I was still feeling the emotional acceptance of Love until I looked down and felt the emotional resistance of fear. A scorpion, usually a hidden creature of the desert, was at my feet also enjoying the morning revelations. There side by side we sat, him and I, with my two polarities of Love and fear. When I looked to the heavens I felt compassion for the creature, yet when I looked to the earth I felt revulsion.
I remembered a Buddhist story of a monk who walked the compassionate Middle Way and saved a drowning scorpion who stung him for his trouble. So I picked up a broom and decided I would just sweep the little critter away.
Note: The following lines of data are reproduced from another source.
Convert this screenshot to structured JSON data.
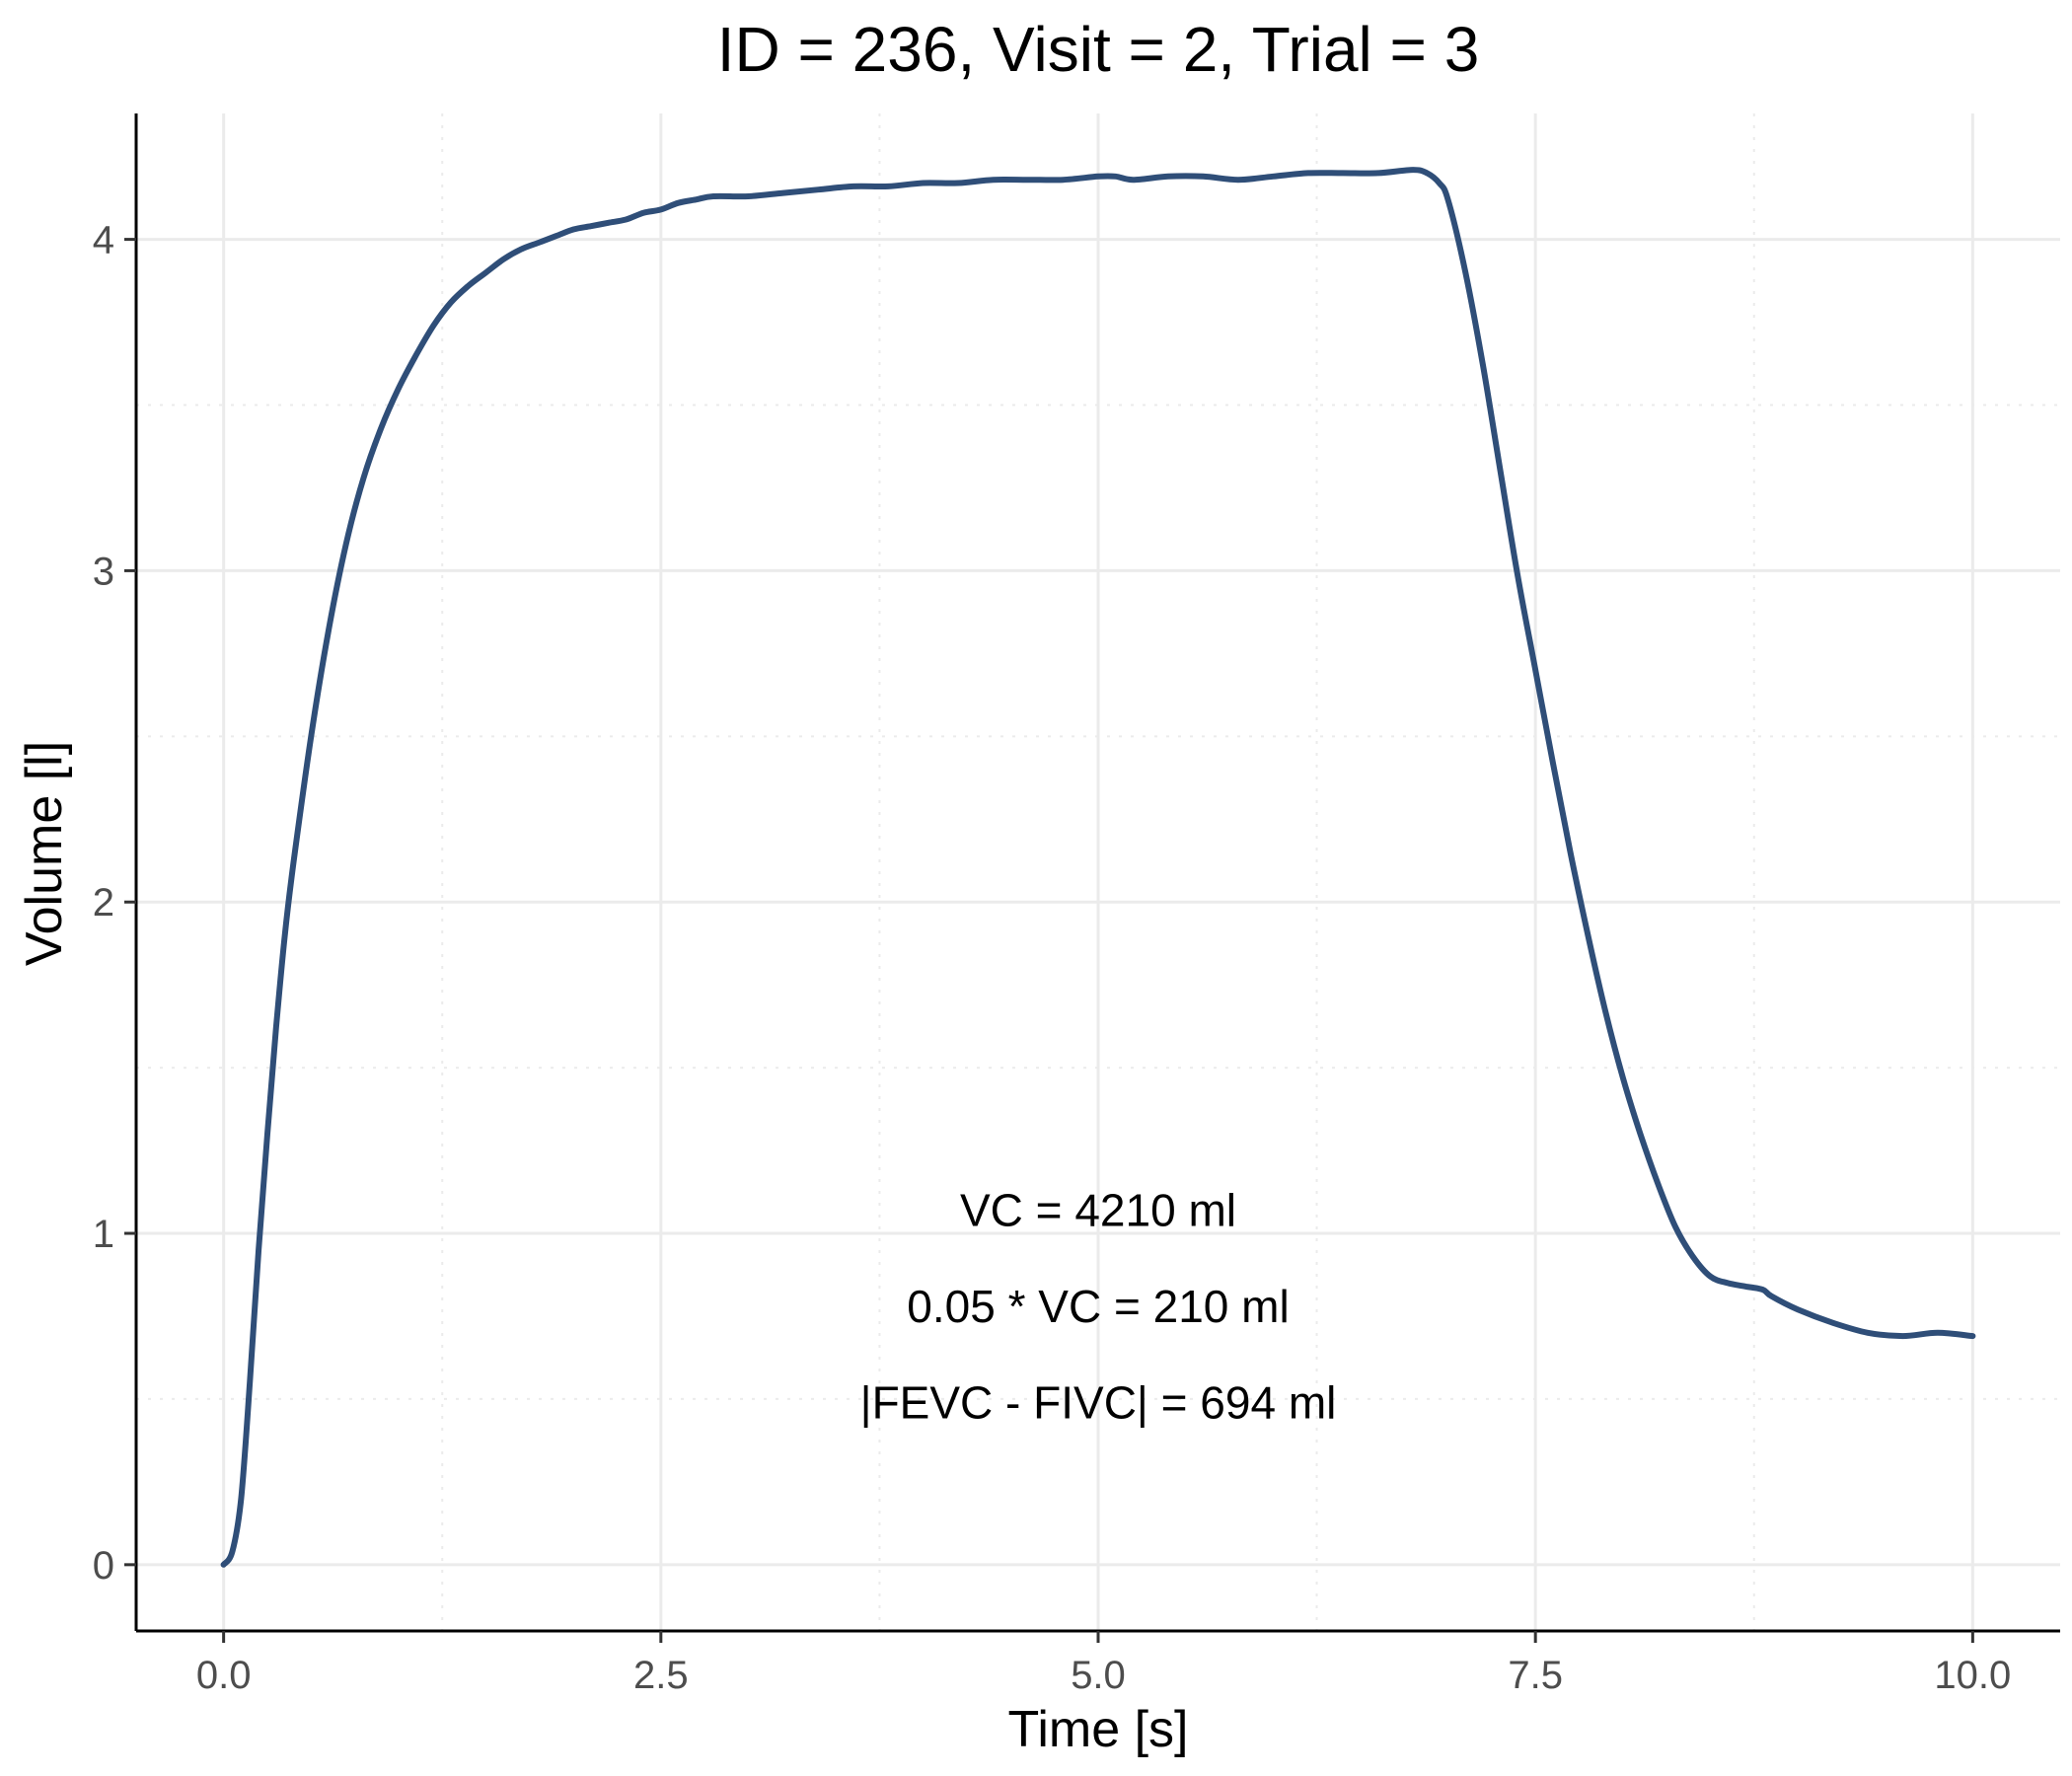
{
  "chart_data": {
    "type": "line",
    "title": "ID = 236, Visit = 2, Trial = 3",
    "xlabel": "Time [s]",
    "ylabel": "Volume [l]",
    "xlim": [
      -0.5,
      10.5
    ],
    "ylim": [
      -0.2,
      4.38
    ],
    "x_ticks": [
      0.0,
      2.5,
      5.0,
      7.5,
      10.0
    ],
    "x_tick_labels": [
      "0.0",
      "2.5",
      "5.0",
      "7.5",
      "10.0"
    ],
    "y_ticks": [
      0,
      1,
      2,
      3,
      4
    ],
    "y_tick_labels": [
      "0",
      "1",
      "2",
      "3",
      "4"
    ],
    "grid": true,
    "legend": "none",
    "colors": {
      "line": "#2f4e78",
      "grid": "#ebebeb",
      "axis": "#000000"
    },
    "annotations": [
      {
        "text": "VC = 4210 ml",
        "x": 5.0,
        "y": 1.07
      },
      {
        "text": "0.05 * VC = 210 ml",
        "x": 5.0,
        "y": 0.78
      },
      {
        "text": "|FEVC - FIVC| = 694 ml",
        "x": 5.0,
        "y": 0.49
      }
    ],
    "series": [
      {
        "x": [
          0.0,
          0.05,
          0.1,
          0.15,
          0.2,
          0.25,
          0.3,
          0.35,
          0.4,
          0.5,
          0.6,
          0.7,
          0.8,
          0.9,
          1.0,
          1.1,
          1.2,
          1.3,
          1.4,
          1.5,
          1.6,
          1.7,
          1.8,
          1.9,
          2.0,
          2.1,
          2.2,
          2.3,
          2.4,
          2.5,
          2.6,
          2.7,
          2.8,
          3.0,
          3.2,
          3.4,
          3.6,
          3.8,
          4.0,
          4.2,
          4.4,
          4.6,
          4.8,
          5.0,
          5.1,
          5.2,
          5.4,
          5.6,
          5.8,
          6.0,
          6.2,
          6.4,
          6.6,
          6.8,
          6.88,
          6.95,
          7.0,
          7.1,
          7.2,
          7.3,
          7.4,
          7.5,
          7.6,
          7.7,
          7.8,
          7.9,
          8.0,
          8.1,
          8.2,
          8.3,
          8.4,
          8.5,
          8.6,
          8.7,
          8.8,
          8.85,
          9.0,
          9.2,
          9.4,
          9.6,
          9.8,
          10.0
        ],
        "y": [
          0.0,
          0.04,
          0.2,
          0.55,
          0.95,
          1.3,
          1.62,
          1.9,
          2.12,
          2.5,
          2.82,
          3.08,
          3.28,
          3.43,
          3.55,
          3.65,
          3.74,
          3.81,
          3.86,
          3.9,
          3.94,
          3.97,
          3.99,
          4.01,
          4.03,
          4.04,
          4.05,
          4.06,
          4.08,
          4.09,
          4.11,
          4.12,
          4.13,
          4.13,
          4.14,
          4.15,
          4.16,
          4.16,
          4.17,
          4.17,
          4.18,
          4.18,
          4.18,
          4.19,
          4.19,
          4.18,
          4.19,
          4.19,
          4.18,
          4.19,
          4.2,
          4.2,
          4.2,
          4.21,
          4.2,
          4.17,
          4.12,
          3.9,
          3.62,
          3.3,
          2.98,
          2.7,
          2.42,
          2.15,
          1.9,
          1.67,
          1.47,
          1.3,
          1.15,
          1.02,
          0.93,
          0.87,
          0.85,
          0.84,
          0.83,
          0.81,
          0.77,
          0.73,
          0.7,
          0.69,
          0.7,
          0.69
        ]
      }
    ]
  }
}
What was so amazing is that he just waited there in the open for me to gather my wits, gather my broom, and begin to sweep him down the street.
I knew my neighbor next door picked up her newspaper each morning and I could not stop there. So across the street we went, me and little "yellow fellow." I didn't know that neighbor very well, but she was older and frail and I could not stop there. So down we went one more yard where there was an empty house. I lifted the broom and discovered that in spite of my efforts to be compassionate, I had killed my little enemy-friend.
My fearful thoughts quickly gathered to justify my actions, but my Heart was sad for it knew I had killed a teacher. I had failed to realize that in trying to make a more safe and perfect world, I had destroyed part of the world. And with seven billion minds trying to create a more safe and perfect world, whose hatred and revulsion is aimed at much higher forms of life than insects, let us hope that there are at least some who walk the Middle Way, who accept both beauty and revulsion, and in the immortal words of the Beatles, "Let It Be."
Let It Be
I will always remember that morning when a great joy and a great sorrow arrived together in an almost comical scenario to give me a unique lesson in life. I was watching the morning sun make an absolute spectacle of itself on the horizon, as if the world was its stage and the clouds were a curtain that parted for a crescent moon that was reaching out as if to touch the morning star. The beauty filled my Heart with wonder and delight.
I was still feeling the emotional acceptance of Love until I looked down and felt the emotional resistance of fear. A scorpion, usually a hidden creature of the desert, was at my feet also enjoying the morning revelations. There side by side we sat, him and I, with my two polarities of Love and fear. When I looked to the heavens I felt compassion for the creature, yet when I looked to the earth I felt revulsion.
I remembered a Buddhist story of a monk who walked the compassionate Middle Way and saved a drowning scorpion who stung him for his trouble. So I picked up a broom and decided I would just sweep the little critter away. What was so amazing is that he just waited there in the open for me to gather my wits, gather my broom, and begin to sweep him down the street.
I knew my neighbor next door picked up her newspaper each morning and I could not stop there. So across the street we went, me and little "yellow fellow." I didn't know that neighbor very well, but she was older and frail and I could not stop there. So down we went one more yard where there was an empty house. I lifted the broom and discovered that in spite of my efforts to be compassionate, I had killed my little enemy-friend.
My fearful thoughts quickly gathered to justify my actions, but my Heart was sad for it knew I had killed a teacher. I had failed to realize that in trying to make a more safe and perfect world, I had destroyed part of the world. And with seven billion minds trying to create a more safe and perfect world, whose hatred and revulsion is aimed at much higher forms of life than insects, let us hope that there are at least some who walk the Middle Way, who accept both beauty and revulsion, and in the immortal words of the Beatles, "Let It Be."